La possession d'état joue à cet égard un rôle déterminant. Lorsqu'une reconnaissance est confortée par une possession d'état, c'est-à-dire par le fait que l'enfant a été traité et considéré comme celui du parent pendant une certaine durée, la contestation devient plus difficile, voire fermée passé un certain délai, afin de consolider une filiation vécue. À l'inverse, en l'absence de possession d'état, l'action en contestation demeure ouverte plus largement et plus longtemps. Les titulaires de l'action varient également : l'enfant, ses parents, le véritable parent biologique ou toute personne y ayant intérêt peuvent, selon les cas, agir. La preuve s'effectue par tous moyens, l'expertise biologique constituant le mode de preuve privilégié, le juge ne pouvant l'ordonner ou la refuser qu'au regard de motifs légitimes. L'expertise génétique, par sa fiabilité, occupe une place centrale dans ce contentieux, au point que la jurisprudence considère qu'elle est de droit en matière de filiation, sauf au juge à relever un motif légitime de ne pas y procéder, tel le décès de la personne concernée ou son refus opposé de son vivant.

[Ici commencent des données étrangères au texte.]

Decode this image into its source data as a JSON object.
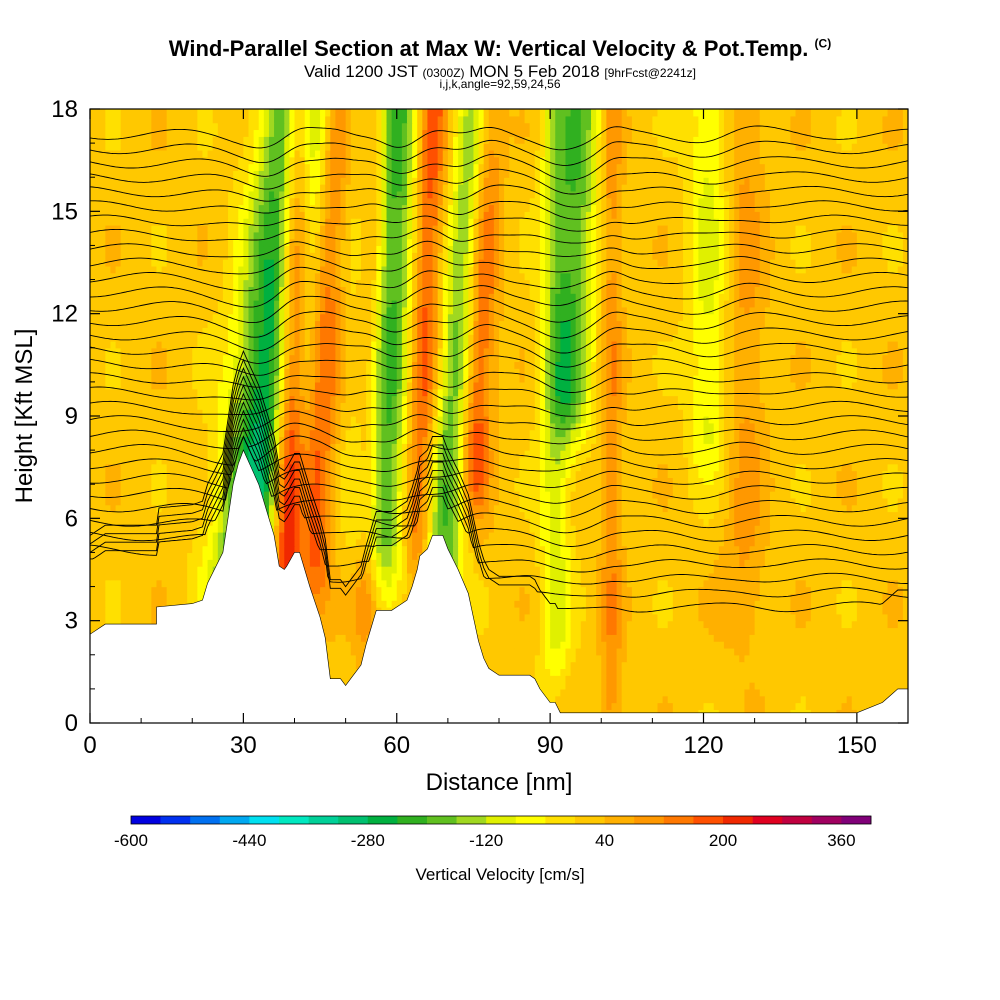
{
  "header": {
    "title": "Wind-Parallel Section at Max W: Vertical Velocity & Pot.Temp.",
    "title_mark": "(C)",
    "valid_prefix": "Valid 1200 JST",
    "valid_utc": "(0300Z)",
    "valid_date": "MON 5 Feb 2018",
    "forecast_tag": "[9hrFcst@2241z]",
    "indices": "i,j,k,angle=92,59,24,56"
  },
  "chart_data": {
    "type": "heatmap",
    "xlabel": "Distance [nm]",
    "ylabel": "Height [Kft MSL]",
    "xlim": [
      0,
      160
    ],
    "ylim": [
      0,
      18
    ],
    "xticks": [
      0,
      30,
      60,
      90,
      120,
      150
    ],
    "yticks": [
      0,
      3,
      6,
      9,
      12,
      15,
      18
    ],
    "colorbar": {
      "label": "Vertical Velocity [cm/s]",
      "min": -600,
      "max": 400,
      "step": 40,
      "tick_labels": [
        "-600",
        "-440",
        "-280",
        "-120",
        "40",
        "200",
        "360"
      ],
      "tick_values": [
        -600,
        -440,
        -280,
        -120,
        40,
        200,
        360
      ],
      "colors": [
        "#0000e0",
        "#0030f0",
        "#0070f0",
        "#00a8f0",
        "#00e0f0",
        "#00e8c0",
        "#00d098",
        "#00c070",
        "#00b040",
        "#30b020",
        "#60c020",
        "#a0d820",
        "#e0f000",
        "#ffff00",
        "#ffe000",
        "#ffc800",
        "#ffb000",
        "#ff9800",
        "#ff7800",
        "#ff5000",
        "#f02800",
        "#e00020",
        "#c00040",
        "#a00060",
        "#800078"
      ]
    },
    "background_value": 20,
    "velocity_features": [
      {
        "x_base": 31,
        "x_top": 41,
        "width": 7,
        "value": -300,
        "y_bottom": 4.5
      },
      {
        "x_base": 38,
        "x_top": 41,
        "width": 3,
        "value": 340,
        "y_bottom": 4.5
      },
      {
        "x_base": 44,
        "x_top": 48,
        "width": 3,
        "value": 180,
        "y_bottom": 5
      },
      {
        "x_base": 57,
        "x_top": 60,
        "width": 5,
        "value": -220,
        "y_bottom": 6
      },
      {
        "x_base": 69,
        "x_top": 76,
        "width": 4,
        "value": -200,
        "y_bottom": 5
      },
      {
        "x_base": 64,
        "x_top": 67,
        "width": 3,
        "value": 200,
        "y_bottom": 6
      },
      {
        "x_base": 75,
        "x_top": 78,
        "width": 3,
        "value": 230,
        "y_bottom": 8
      },
      {
        "x_base": 94,
        "x_top": 96,
        "width": 4,
        "value": -180,
        "y_bottom": 10
      },
      {
        "x_base": 54,
        "x_top": 56,
        "width": 2.5,
        "value": 150,
        "y_bottom": 4
      },
      {
        "x_base": 102,
        "x_top": 102,
        "width": 2,
        "value": 110,
        "y_bottom": 1
      },
      {
        "x_base": 91,
        "x_top": 91,
        "width": 3,
        "value": -100,
        "y_bottom": 3
      },
      {
        "x_base": 121,
        "x_top": 121,
        "width": 4,
        "value": -90,
        "y_bottom": 9
      },
      {
        "x_base": 128,
        "x_top": 128,
        "width": 4,
        "value": 90,
        "y_bottom": 4
      }
    ],
    "terrain": {
      "x": [
        0,
        3,
        7,
        13,
        13,
        20,
        22,
        23,
        26,
        27,
        28,
        29,
        30,
        30,
        33,
        34,
        35,
        36,
        37,
        38,
        38.5,
        40,
        41,
        42,
        43,
        45,
        46,
        47,
        48,
        49,
        50,
        51,
        52,
        53,
        54,
        55,
        56,
        57,
        58,
        59,
        62,
        63,
        64,
        64.5,
        66,
        67,
        68,
        68.5,
        69,
        70,
        72,
        74,
        75,
        76,
        77,
        78,
        80,
        81,
        82,
        86,
        87,
        88,
        90,
        91,
        92,
        94,
        96,
        96,
        100,
        110,
        120,
        140,
        145,
        150,
        155,
        158,
        160
      ],
      "y": [
        2.6,
        2.9,
        2.9,
        2.9,
        3.4,
        3.5,
        3.6,
        4.1,
        5.0,
        6.0,
        7.0,
        7.6,
        8.0,
        8.0,
        7.0,
        6.5,
        6.0,
        5.5,
        4.6,
        4.5,
        4.6,
        5.0,
        5.0,
        4.5,
        4.0,
        3.1,
        2.5,
        1.3,
        1.3,
        1.3,
        1.1,
        1.3,
        1.5,
        1.7,
        2.3,
        2.8,
        3.3,
        3.3,
        3.3,
        3.3,
        3.6,
        4.0,
        4.5,
        4.9,
        5.1,
        5.5,
        5.5,
        5.5,
        5.5,
        5.1,
        4.5,
        3.8,
        3.1,
        2.4,
        1.9,
        1.6,
        1.4,
        1.4,
        1.4,
        1.4,
        1.3,
        1.0,
        0.6,
        0.6,
        0.3,
        0.3,
        0.3,
        0.3,
        0.3,
        0.3,
        0.3,
        0.3,
        0.3,
        0.3,
        0.6,
        1.0,
        1.0
      ]
    },
    "theta_contours": {
      "count": 34,
      "base_height": 3.4,
      "spacing": 0.42,
      "tick_label_note": "isentropes drawn as contour lines"
    }
  }
}
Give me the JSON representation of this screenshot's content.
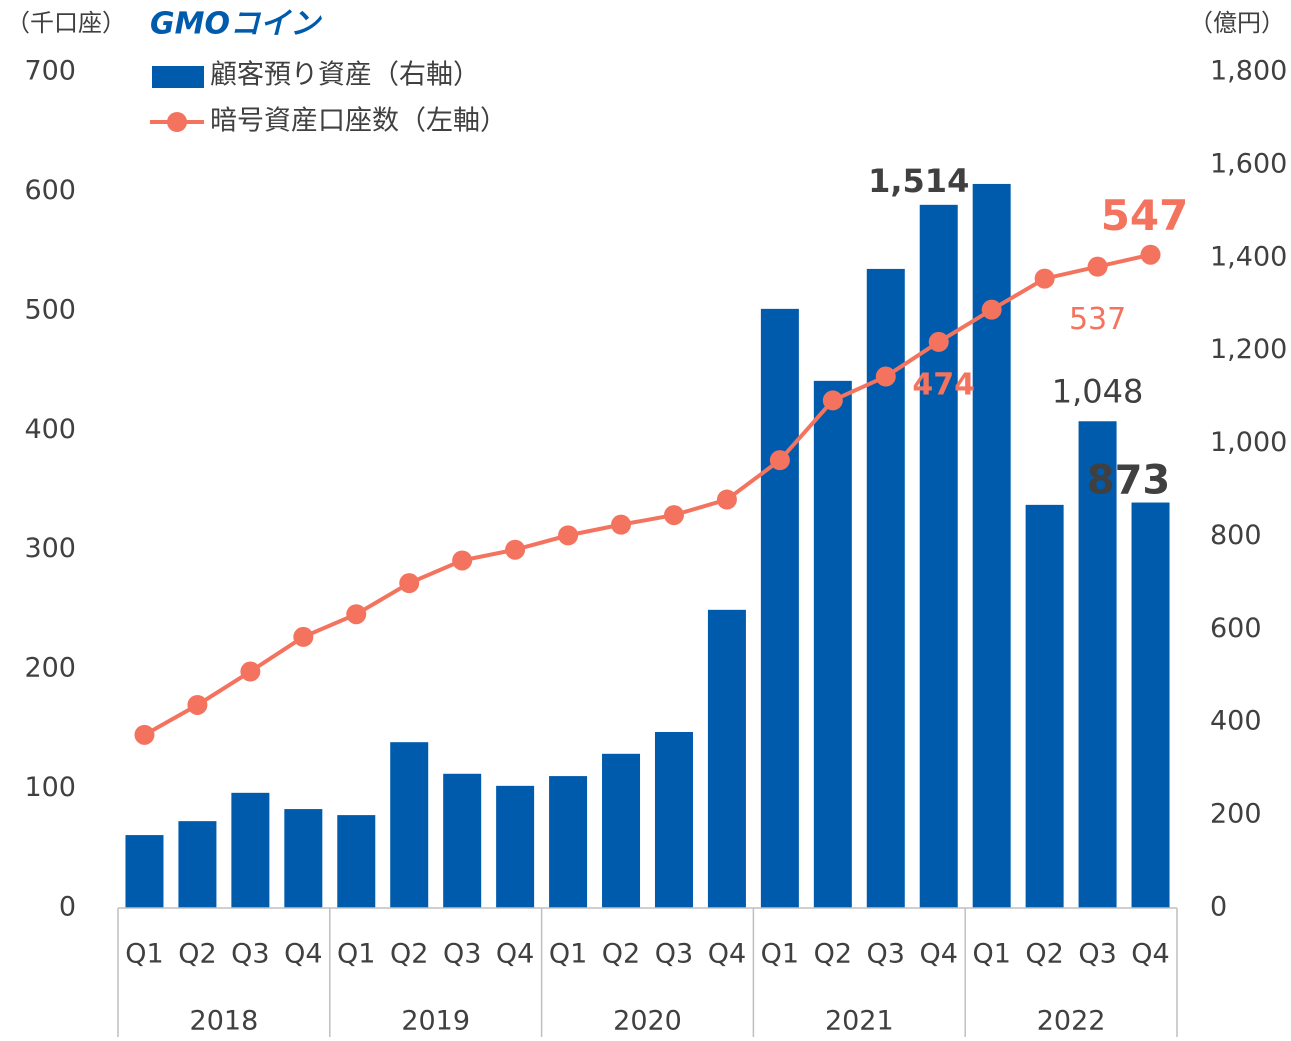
{
  "chart_data": {
    "type": "bar-line",
    "logo": "GMOコイン",
    "y_unit": "（千口座）",
    "y2_unit": "（億円）",
    "categories": [
      "Q1",
      "Q2",
      "Q3",
      "Q4",
      "Q1",
      "Q2",
      "Q3",
      "Q4",
      "Q1",
      "Q2",
      "Q3",
      "Q4",
      "Q1",
      "Q2",
      "Q3",
      "Q4",
      "Q1",
      "Q2",
      "Q3",
      "Q4"
    ],
    "years": [
      "2018",
      "2019",
      "2020",
      "2021",
      "2022"
    ],
    "ylim": [
      0,
      700
    ],
    "yticks": [
      0,
      100,
      200,
      300,
      400,
      500,
      600,
      700
    ],
    "y2lim": [
      0,
      1800
    ],
    "y2ticks": [
      0,
      200,
      400,
      600,
      800,
      {
        "value": 1000,
        "label": "1,000"
      },
      {
        "value": 1200,
        "label": "1,200"
      },
      {
        "value": 1400,
        "label": "1,400"
      },
      {
        "value": 1600,
        "label": "1,600"
      },
      {
        "value": 1800,
        "label": "1,800"
      }
    ],
    "series": [
      {
        "name": "顧客預り資産（右軸）",
        "type": "bar",
        "axis": "y2",
        "color": "#005bac",
        "values": [
          157,
          187,
          248,
          213,
          200,
          357,
          289,
          263,
          284,
          332,
          379,
          642,
          1290,
          1135,
          1376,
          1514,
          1559,
          868,
          1048,
          873
        ],
        "value_labels": [
          null,
          null,
          null,
          null,
          null,
          null,
          null,
          null,
          null,
          null,
          null,
          null,
          null,
          null,
          null,
          "1,514",
          null,
          null,
          "1,048",
          "873"
        ]
      },
      {
        "name": "暗号資産口座数（左軸）",
        "type": "line",
        "axis": "y",
        "color": "#f4735f",
        "values": [
          145,
          170,
          198,
          227,
          246,
          272,
          291,
          300,
          312,
          321,
          329,
          342,
          375,
          425,
          445,
          474,
          501,
          527,
          537,
          547
        ],
        "value_labels": [
          null,
          null,
          null,
          null,
          null,
          null,
          null,
          null,
          null,
          null,
          null,
          null,
          null,
          null,
          null,
          "474",
          null,
          null,
          "537",
          "547"
        ]
      }
    ]
  }
}
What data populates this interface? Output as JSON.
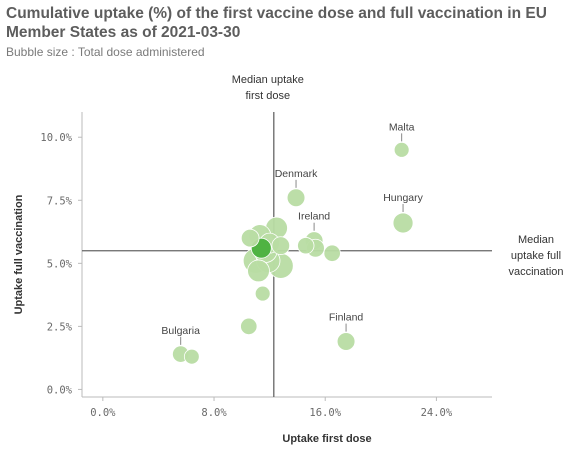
{
  "title": "Cumulative uptake (%) of the first vaccine dose and full vaccination in EU Member States as of 2021-03-30",
  "subtitle": "Bubble size : Total dose administered",
  "colors": {
    "bubble": "#b8dca3",
    "highlight": "#4fb342",
    "median_line": "#666666",
    "axis": "#bbbbbb"
  },
  "median_labels": {
    "x": [
      "Median uptake",
      "first dose"
    ],
    "y": [
      "Median",
      "uptake full",
      "vaccination"
    ]
  },
  "chart_data": {
    "type": "scatter",
    "title": "Cumulative uptake (%) of the first vaccine dose and full vaccination in EU Member States as of 2021-03-30",
    "subtitle": "Bubble size : Total dose administered",
    "xlabel": "Uptake first dose",
    "ylabel": "Uptake full vaccination",
    "xlim": [
      -1.5,
      28
    ],
    "ylim": [
      -0.3,
      11
    ],
    "xticks": [
      0,
      8,
      16,
      24
    ],
    "xtick_labels": [
      "0.0%",
      "8.0%",
      "16.0%",
      "24.0%"
    ],
    "yticks": [
      0,
      2.5,
      5,
      7.5,
      10
    ],
    "ytick_labels": [
      "0.0%",
      "2.5%",
      "5.0%",
      "7.5%",
      "10.0%"
    ],
    "grid": false,
    "medians": {
      "x": 12.3,
      "y": 5.5
    },
    "points": [
      {
        "label": "Malta",
        "x": 21.5,
        "y": 9.5,
        "size": 1
      },
      {
        "label": "Denmark",
        "x": 13.9,
        "y": 7.6,
        "size": 2
      },
      {
        "label": "Hungary",
        "x": 21.6,
        "y": 6.6,
        "size": 3
      },
      {
        "label": "Ireland",
        "x": 15.2,
        "y": 5.9,
        "size": 2
      },
      {
        "label": "Finland",
        "x": 17.5,
        "y": 1.9,
        "size": 2
      },
      {
        "label": "Bulgaria",
        "x": 5.6,
        "y": 1.4,
        "size": 1.5
      },
      {
        "x": 6.4,
        "y": 1.3,
        "size": 1
      },
      {
        "x": 10.5,
        "y": 2.5,
        "size": 1.5
      },
      {
        "x": 11.5,
        "y": 3.8,
        "size": 1
      },
      {
        "x": 16.5,
        "y": 5.4,
        "size": 1.5
      },
      {
        "x": 15.3,
        "y": 5.6,
        "size": 2
      },
      {
        "x": 14.6,
        "y": 5.7,
        "size": 1.5
      },
      {
        "x": 12.5,
        "y": 6.4,
        "size": 4
      },
      {
        "x": 12.8,
        "y": 5.7,
        "size": 2
      },
      {
        "x": 11.3,
        "y": 6.1,
        "size": 4
      },
      {
        "x": 10.6,
        "y": 6.0,
        "size": 2
      },
      {
        "x": 12.8,
        "y": 4.9,
        "size": 6
      },
      {
        "x": 11.9,
        "y": 5.1,
        "size": 5
      },
      {
        "x": 11.0,
        "y": 5.1,
        "size": 6
      },
      {
        "x": 11.2,
        "y": 4.7,
        "size": 4
      },
      {
        "x": 12.0,
        "y": 5.8,
        "size": 3
      },
      {
        "x": 11.7,
        "y": 5.5,
        "size": 5
      },
      {
        "x": 11.4,
        "y": 5.6,
        "size": 3,
        "highlight": true
      }
    ]
  }
}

Les conséquences d'une contestation accueillie par le juge sont importantes. Lorsque la filiation est anéantie, l'enfant est réputé n'avoir jamais été le descendant de la personne dont la reconnaissance est annulée, avec les conséquences qui en résultent sur le nom, l'autorité parentale et les droits successoraux. Le juge veille toutefois à préserver autant que possible l'intérêt de l'enfant, notamment lorsque celui-ci a vécu durablement dans la croyance de cette filiation. La restitution des sommes versées au titre de l'entretien n'est pas systématique et obéit à des règles tenant compte de la bonne foi et de l'intérêt de l'enfant. Le contentieux de la filiation se révèle ainsi d'une grande sensibilité, car il met en balance la vérité biologique, les liens affectifs tissés et la stabilité indispensable à l'épanouissement de l'enfant.

Les conditions et délais de l'action

L'action en contestation obéit à des délais de prescription qui varient selon l'existence et la durée d'une possession d'état conforme au titre. Cet encadrement temporel vise à concilier le droit à connaître sa filiation et la nécessaire stabilité de l'état civil, en évitant des remises en cause tardives et déstabilisatrices pour l'enfant.

Le rôle de la possession d'état et de l'expertise

La possession d'état, lorsqu'elle conforte la reconnaissance, fait obstacle ou rend plus difficile la contestation, consolidant une filiation vécue au quotidien. L'expertise biologique, quant à elle, constitue de droit dans le contentieux de la filiation, sauf motif légitime de ne pas y procéder, et éclaire le juge sur la réalité du lien.

La reconnaissance illustre la rencontre, au coeur du droit de la filiation, entre la vérité biologique, l'engagement volontaire d'un parent et la stabilité de l'état civil de l'enfant.

Le présent article a une vocation purement informative et ne saurait se substituer à une consultation personnalisée auprès d'un professionnel du droit compétent en droit de la famille.